Procrastination is intentionally and habitually putting off things that should be done. It is derived from the Latin word “procrastinare,” which means to put off until tomorrow. And for people who procrastinate, there are many tomorrows. They think that there is more time to finish the to-do list, spending all their energy doing things irrelevant to what needs to be done. By this point, they have already run out of time.

Tim Urban, a self-proclaimed master procrastinator, shared on his TedTalk how a procrastinator’s brain functions. While non-procrastinator brain only has the Rational Decision-Maker that puts work into motion instantly, the procrastinator’s brain has the Rational Decision-Maker plus the Instant Gratification Monkey. This pet, as he calls it, makes it impossible for the Rational Decision-Maker to do his job. This monkey is only concerned about maximizing the ease and the pleasure of the moment. It hijacks the control from the Rational Decision-Maker and takes charge of the procrastinator. In this situation, the procrastinator finds himself in the Dark Playground, the place where leisure activities happen when it is not supposed to be happening so he ends up accomplishing nothing. Then the Panic Monster emerges and scares away the Instant Gratification Monkey. This monster wakes up in the procrastinator’s brain when the deadline gets too close and this makes him work double time.

A deadline creates a difference in procrastination. It sets a pace for which a person works on what needs to be done. The reason why a person delays a task like school essays and projects up to the point of the deadline may be associated with laziness or lack of urgency to accomplish things while there’s still time. These people are waiting for the Panic Monster to arise when the reality of the deadline sets in. But there are tasks that don’t necessarily have deadlines so the Panic Monster is of no use, like pursuing dreams, getting in shape, or working on relationships. Procrastinators in this situation find themselves filled with regret and guilt for killing time without them making the most of it.

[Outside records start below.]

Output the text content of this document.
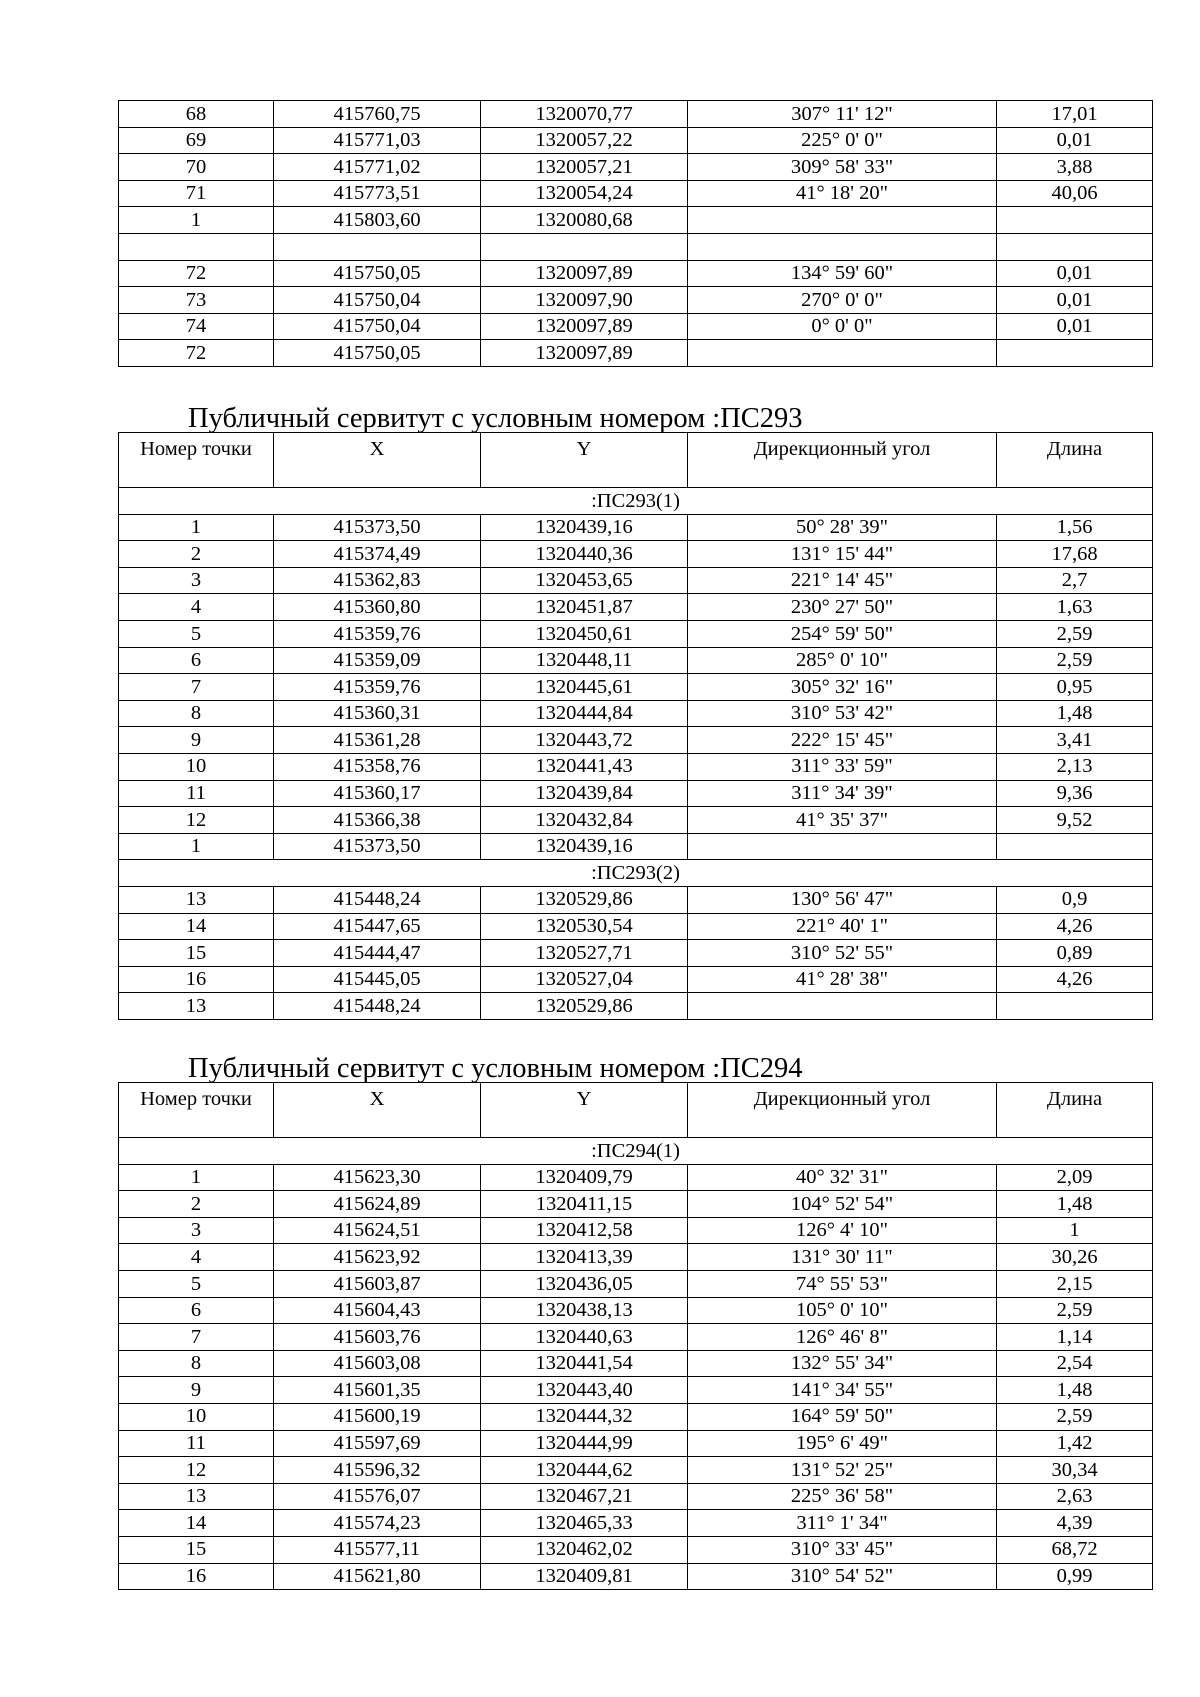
68	415760,75	1320070,77	307° 11' 12"	17,01
69	415771,03	1320057,22	225° 0' 0"	0,01
70	415771,02	1320057,21	309° 58' 33"	3,88
71	415773,51	1320054,24	41° 18' 20"	40,06
1	415803,60	1320080,68		

72	415750,05	1320097,89	134° 59' 60"	0,01
73	415750,04	1320097,90	270° 0' 0"	0,01
74	415750,04	1320097,89	0° 0' 0"	0,01
72	415750,05	1320097,89		
Публичный сервитут с условным номером :ПС293
Номер точки	X	Y	Дирекционный угол	Длина
:ПС293(1)				
1	415373,50	1320439,16	50° 28' 39"	1,56
2	415374,49	1320440,36	131° 15' 44"	17,68
3	415362,83	1320453,65	221° 14' 45"	2,7
4	415360,80	1320451,87	230° 27' 50"	1,63
5	415359,76	1320450,61	254° 59' 50"	2,59
6	415359,09	1320448,11	285° 0' 10"	2,59
7	415359,76	1320445,61	305° 32' 16"	0,95
8	415360,31	1320444,84	310° 53' 42"	1,48
9	415361,28	1320443,72	222° 15' 45"	3,41
10	415358,76	1320441,43	311° 33' 59"	2,13
11	415360,17	1320439,84	311° 34' 39"	9,36
12	415366,38	1320432,84	41° 35' 37"	9,52
1	415373,50	1320439,16		
:ПС293(2)				
13	415448,24	1320529,86	130° 56' 47"	0,9
14	415447,65	1320530,54	221° 40' 1"	4,26
15	415444,47	1320527,71	310° 52' 55"	0,89
16	415445,05	1320527,04	41° 28' 38"	4,26
13	415448,24	1320529,86		
Публичный сервитут с условным номером :ПС294
Номер точки	X	Y	Дирекционный угол	Длина
:ПС294(1)				
1	415623,30	1320409,79	40° 32' 31"	2,09
2	415624,89	1320411,15	104° 52' 54"	1,48
3	415624,51	1320412,58	126° 4' 10"	1
4	415623,92	1320413,39	131° 30' 11"	30,26
5	415603,87	1320436,05	74° 55' 53"	2,15
6	415604,43	1320438,13	105° 0' 10"	2,59
7	415603,76	1320440,63	126° 46' 8"	1,14
8	415603,08	1320441,54	132° 55' 34"	2,54
9	415601,35	1320443,40	141° 34' 55"	1,48
10	415600,19	1320444,32	164° 59' 50"	2,59
11	415597,69	1320444,99	195° 6' 49"	1,42
12	415596,32	1320444,62	131° 52' 25"	30,34
13	415576,07	1320467,21	225° 36' 58"	2,63
14	415574,23	1320465,33	311° 1' 34"	4,39
15	415577,11	1320462,02	310° 33' 45"	68,72
16	415621,80	1320409,81	310° 54' 52"	0,99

While procrastination is not just about laziness, but an avoidance behavior caused by anxiety or fear of the important task awaiting, there is something we can do to fight it. One is the five-second rule that involves acting on a goal 5 seconds after you feel an instinct or desire. You count 5-4-3-2-1 and then immediately push yourself to get started and move towards action or else your brain will kill it.

A life calendar might also help. Urban showed on his talk this calendar on a 90-year life span of a person. When we take a hard look at it, we realize there aren’t so many boxes left for us, so it’s time we start to be aware of how much of our life we’re wasting procrastinating.

Know and pay attention to those that truly matter.